The selichot petitionary prayers recited at this time of year, in addition to expressing a contrite recognition of our sinfulness and powerlessness before God’s will, are often characterized by an aggressive “bargaining” posture. The authors “remind” God of the suffering to which we have been subjected and of the merits earned by our righteous ancestors, and ask that these factors be counted to our credit.
This pious familiarity before God, who is perceived not only as a judge but also as a patient and forgiving father, was taken to extremes by the famous Hasidic master Rabbi Levi Yitzhak of Berditchev.
Known as the “Sanegor of Israel” for his insistence on always seeing his fellow Jews in a favourable light, Levi Yitzhak is said to have challenged God one Rosh Hashanah to a lawsuit–a din Torah. God, he argued, had no right to prolong Israel’s exile when other more sinful nations were allowed to live in peace and prosperity.

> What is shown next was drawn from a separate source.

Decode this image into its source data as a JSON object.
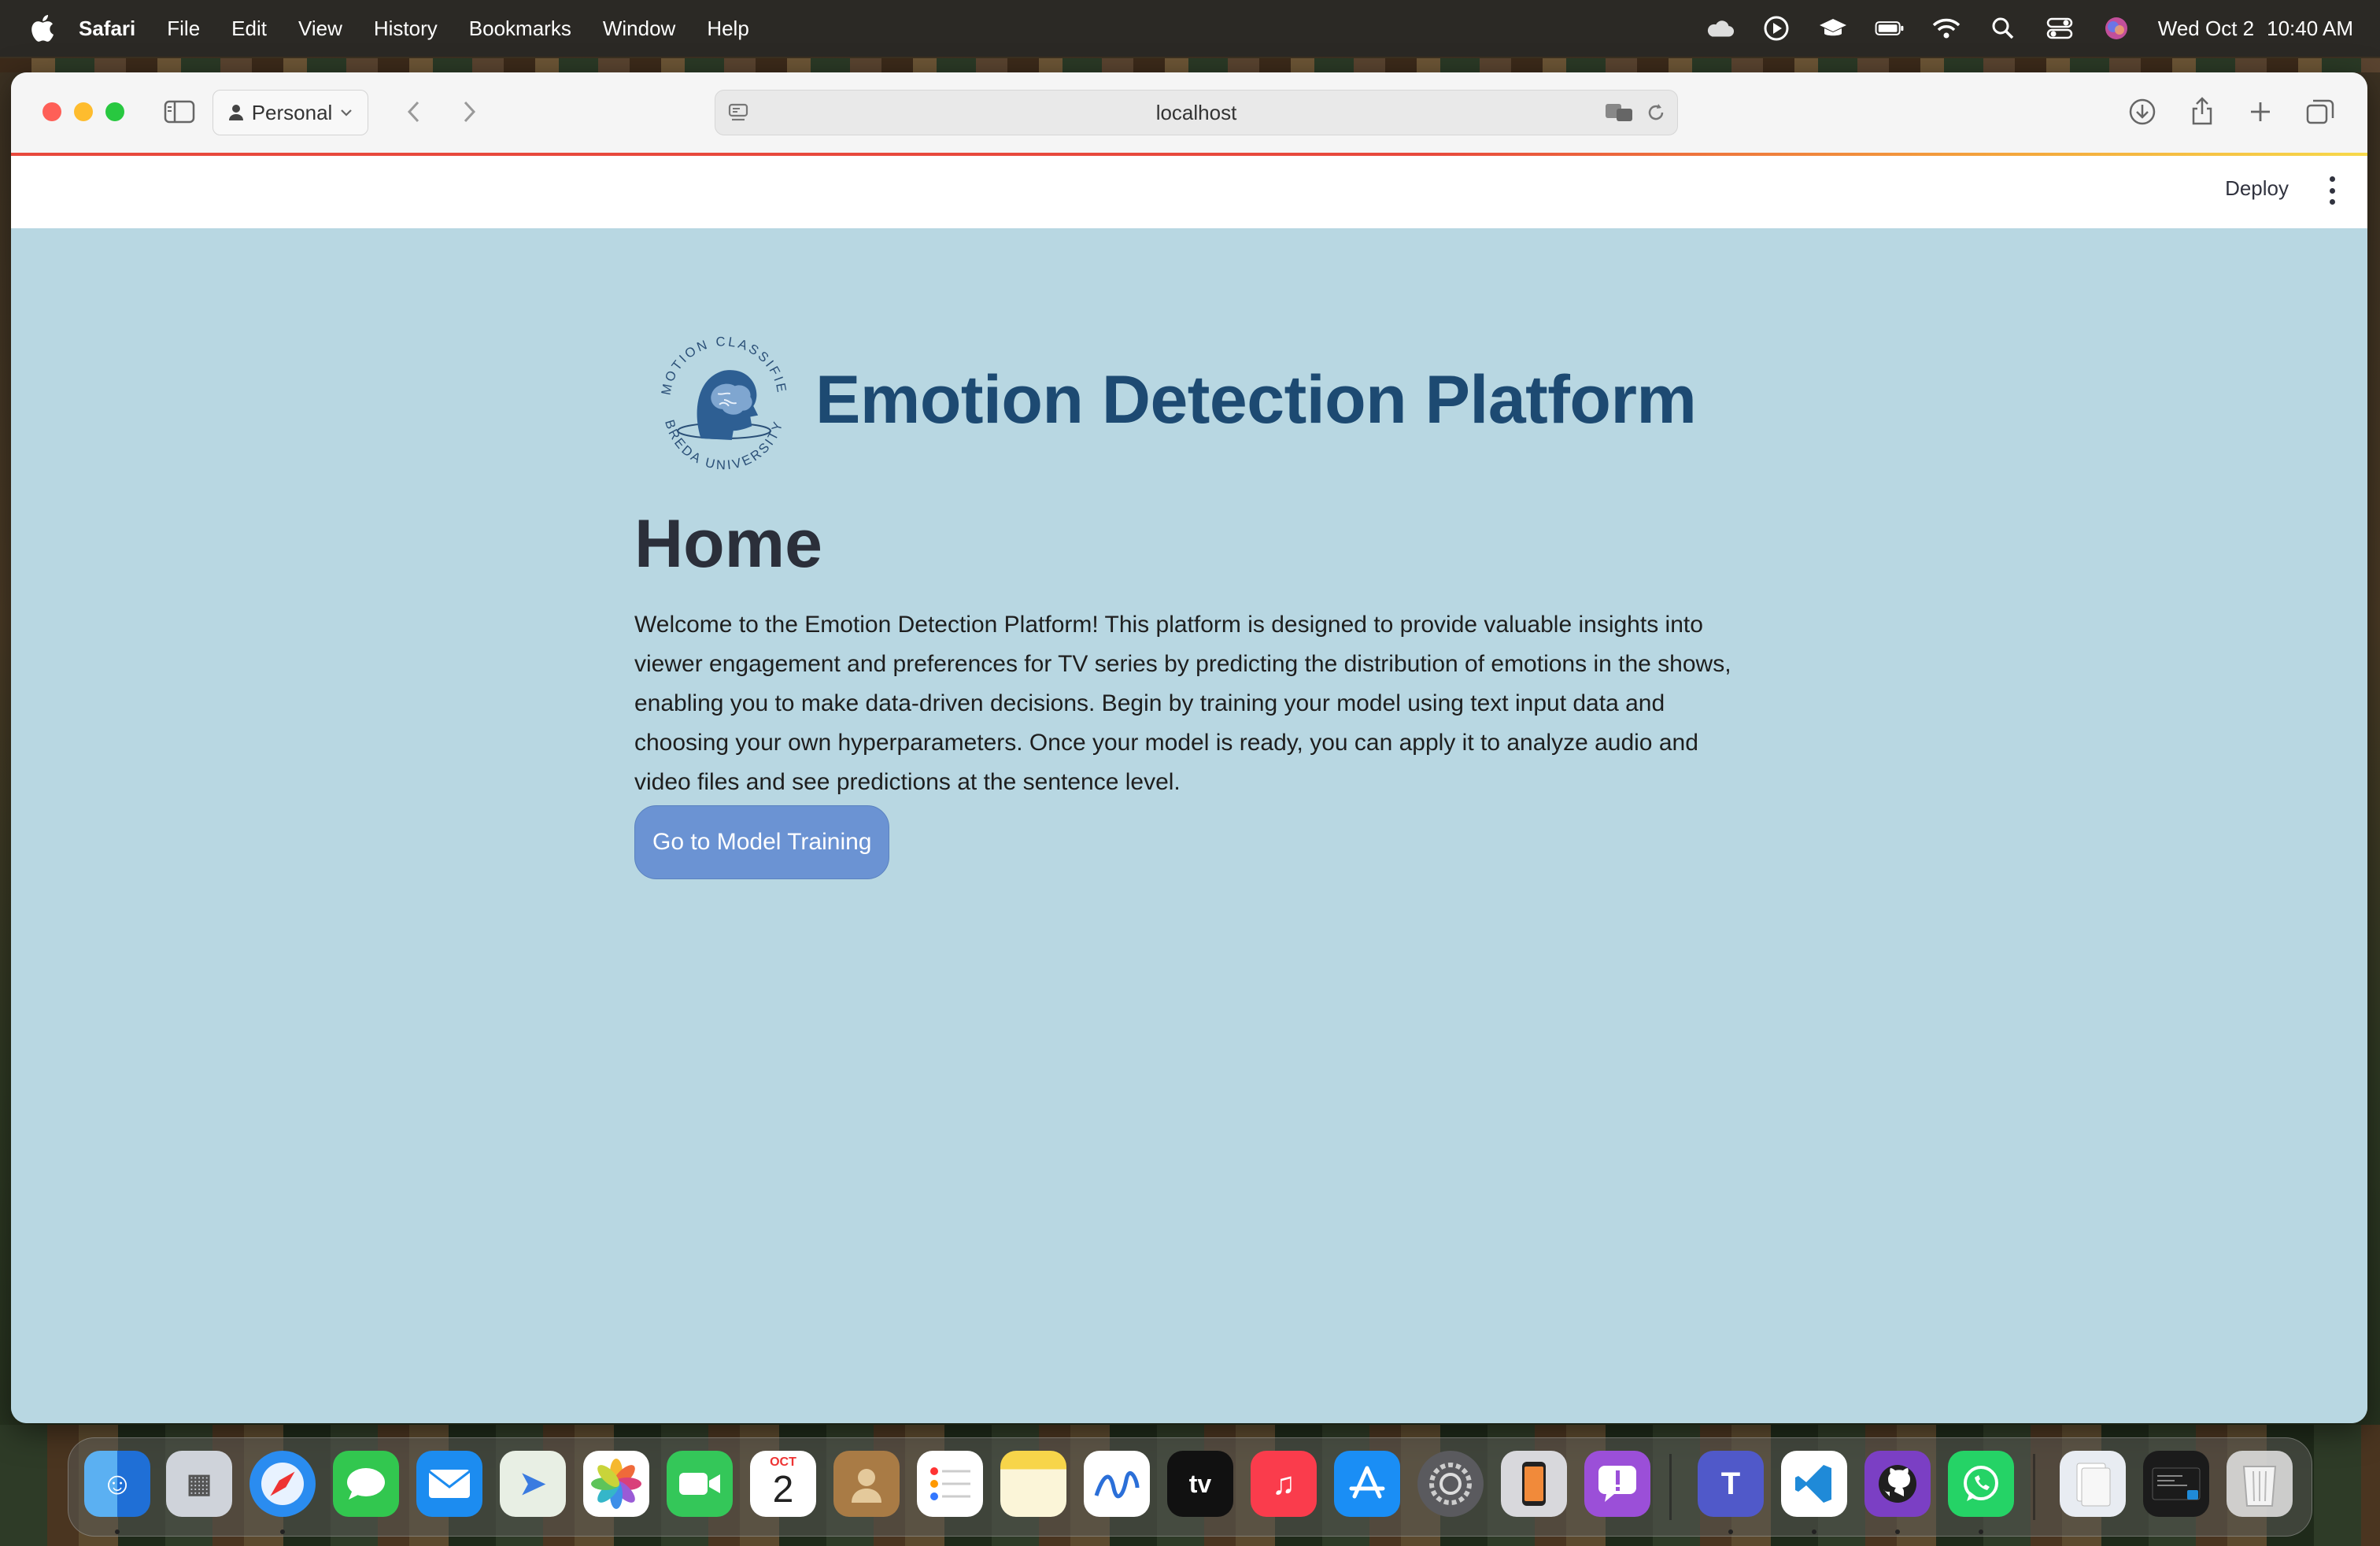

A grim variation on this story is recounted by Elie Wiesel in his Holocaust memoir Night, and later formed the basis for his play “The Trial of God.” On Rosh Hashanah, from the depths of their sorrow and despair, the inmates of Auschwitz called God to judgement and condemned him for allowing such evil and suffering in His world.
Both stories, that of Levi Yitzhak of Berditchev and that of the Auschwitz inmates, end in the same way. After declaring God’s guilt the accusers rise to recite the Kaddish–the proclamation of God’s sovereignty over the universe.
The point is a profound one: For the Jew, it is possible to argue against God, but not to live without him.